As an openly queer woman in the music industry, Hawkins is on a mission to safeguard artistic integrity. In songs like “My Father’s Men,” she bares her vulnerability and highlights the industry’s misogyny, which often marginalizes gender minorities in their pursuit of artistic expression.

She confides to the Blade, “The industry can be so sexist, misogynist, and oppressive,” and points out that “there are predators in the industry.” Yet, rather than succumbing to apathy, Hawkins is committed to advocating for gender minorities within the music industry.

“Luckily, people are rising up against misogyny, but it’s still there. ‘My Father’s Men’ is a message: It’s time for more people who aren’t just white straight men to have a say.”
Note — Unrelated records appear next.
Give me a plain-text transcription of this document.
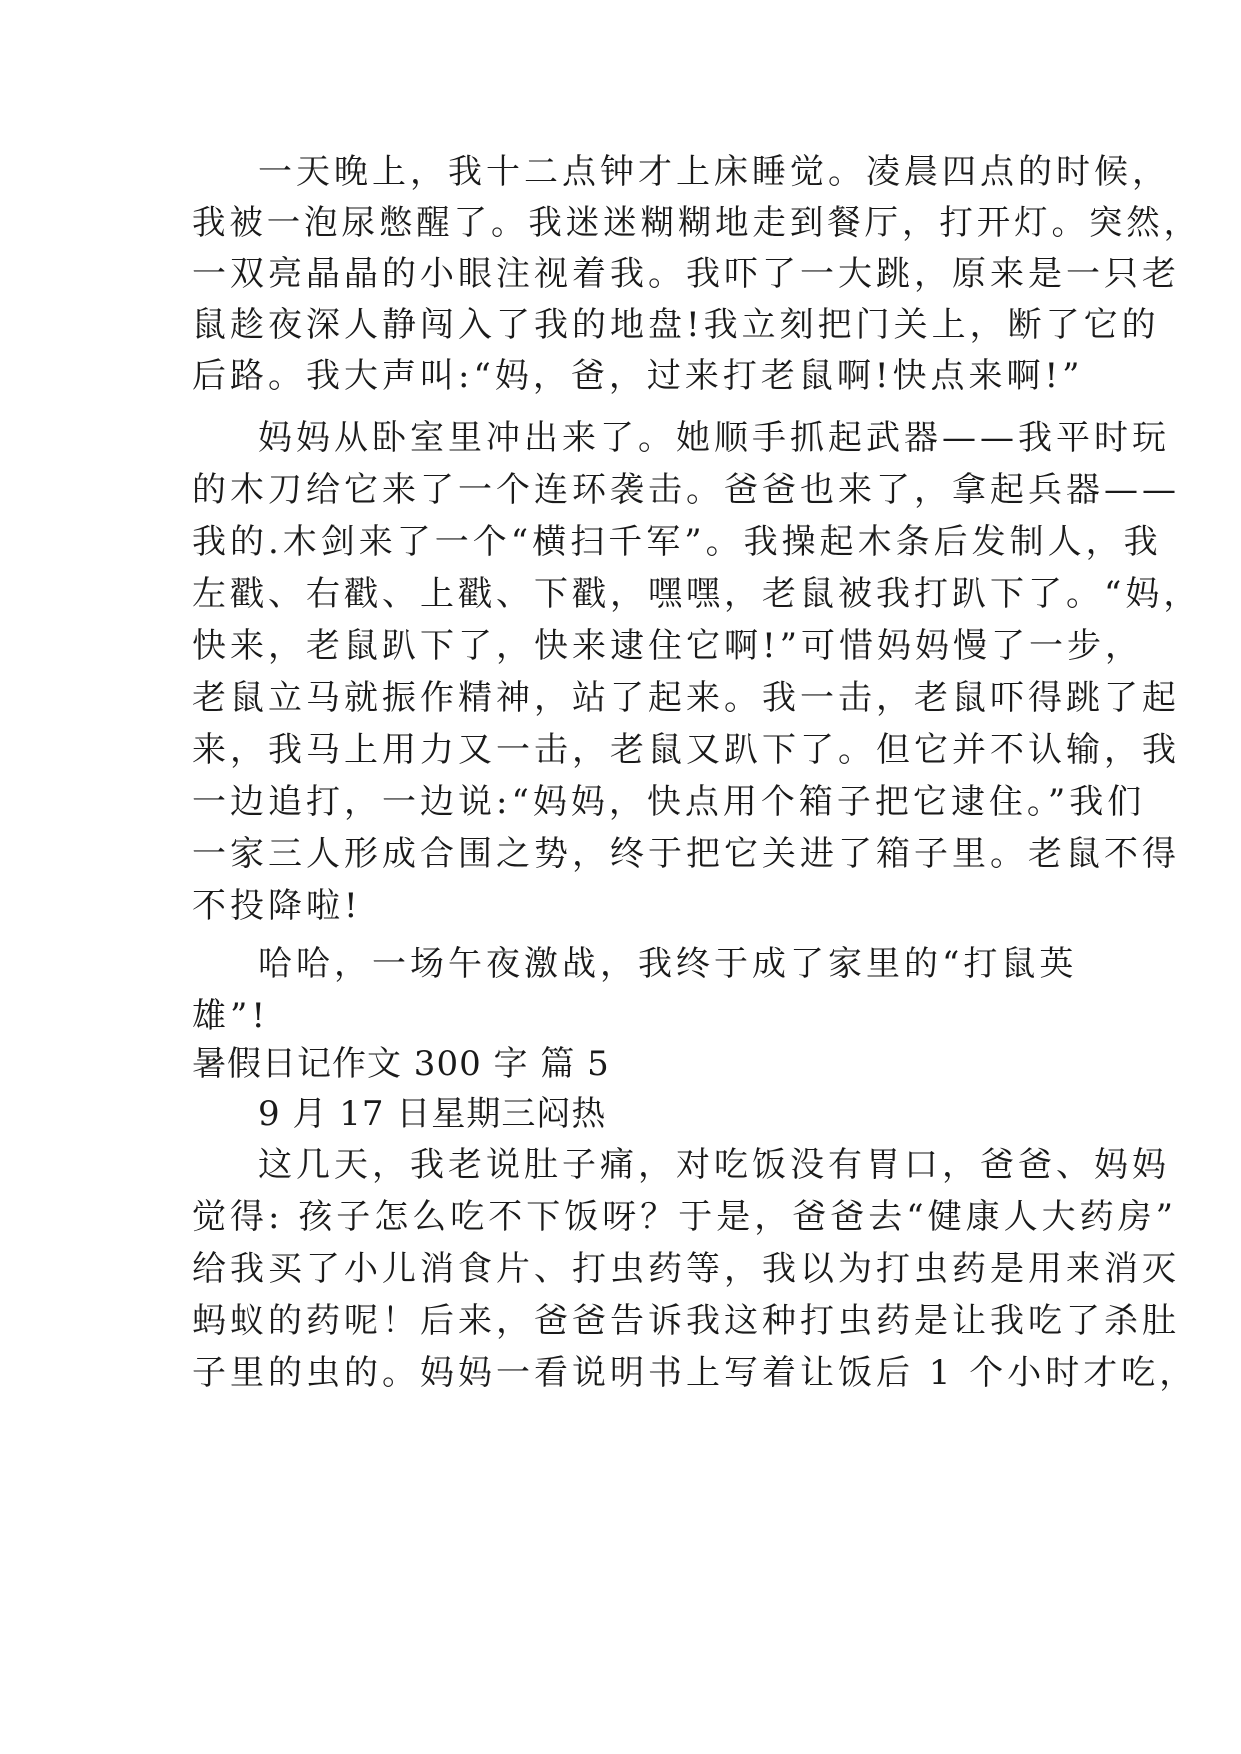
一天晚上，我十二点钟才上床睡觉。凌晨四点的时候，
我被一泡尿憋醒了。我迷迷糊糊地走到餐厅，打开灯。突然，
一双亮晶晶的小眼注视着我。我吓了一大跳，原来是一只老
鼠趁夜深人静闯入了我的地盘!我立刻把门关上，断了它的
后路。我大声叫:“妈，爸，过来打老鼠啊!快点来啊!”
妈妈从卧室里冲出来了。她顺手抓起武器——我平时玩
的木刀给它来了一个连环袭击。爸爸也来了，拿起兵器——
我的.木剑来了一个“横扫千军”。我操起木条后发制人，我
左戳、右戳、上戳、下戳，嘿嘿，老鼠被我打趴下了。“妈，
快来，老鼠趴下了，快来逮住它啊!”可惜妈妈慢了一步，
老鼠立马就振作精神，站了起来。我一击，老鼠吓得跳了起
来，我马上用力又一击，老鼠又趴下了。但它并不认输，我
一边追打，一边说:“妈妈，快点用个箱子把它逮住。”我们
一家三人形成合围之势，终于把它关进了箱子里。老鼠不得
不投降啦!
哈哈，一场午夜激战，我终于成了家里的“打鼠英
雄”!
暑假日记作文 300 字 篇 5
9 月 17 日星期三闷热
这几天，我老说肚子痛，对吃饭没有胃口，爸爸、妈妈
觉得: 孩子怎么吃不下饭呀？于是，爸爸去“健康人大药房”
给我买了小儿消食片、打虫药等，我以为打虫药是用来消灭
蚂蚁的药呢！后来，爸爸告诉我这种打虫药是让我吃了杀肚
子里的虫的。妈妈一看说明书上写着让饭后 1 个小时才吃，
Hawkins is also an activist for other causes, with a fervent belief in the preservation of bodily autonomy. Her self-directed music video “I’ll play Daddy,” showcases the joy of embracing one’s body with Hawkins being sensually touched by a plethora of hands. While the song, according to Hawkins, “fell upon deaf ears in the south,” it hasn’t stopped Hawkins from continuing to fight for the causes she believes in. In her interview, Hawkins encapsulated her political stance by quoting an artist she admires:

“To quote Pink, ‘I don’t care about your politics, I care about your kids.’”

When Hawkins isn’t writing music or being a champion for various causes, you might catch her doing the following: camping, rollerblading, painting, teaching music lessons, relaxing with Bernie (her beloved dog), stripping down for artsy photoshoots, or embarking on a quest to find the world’s best hollandaise sauce.

But at the end of the day, Hawkins sums up her main purpose: “To come together with like-minded people and create.”

Juliet Hawkins (Photo by David Khella)

Part of this ever-evolving, coming-of-age-like journey includes an important element: plant-based medicine. Hawkins tells the Blade that she acknowledges her previous experience with addiction and finds certain plants to be useful in her recovery:

“The recovery thing is tricky,” Hawkins explains, “I don’t use opiates—-no powders and no pills—but I am a fan of weed, and I think psilocybin can be helpful when used at the right time.” She emphasizes the role of psychedelics in guiding her towards her purpose. “Thanks for psychedelics, I have a reignited sense of purpose … Music came naturally to me as an outlet to heal.” 

While she views the occasional dabbling of psychedelics as a spiritual practice, Hawkins also embraces other rituals, particularly those she performs before and during live shows. “I always carry two rocks with me: a labradorite and a tiger’s eye marble,” she explains.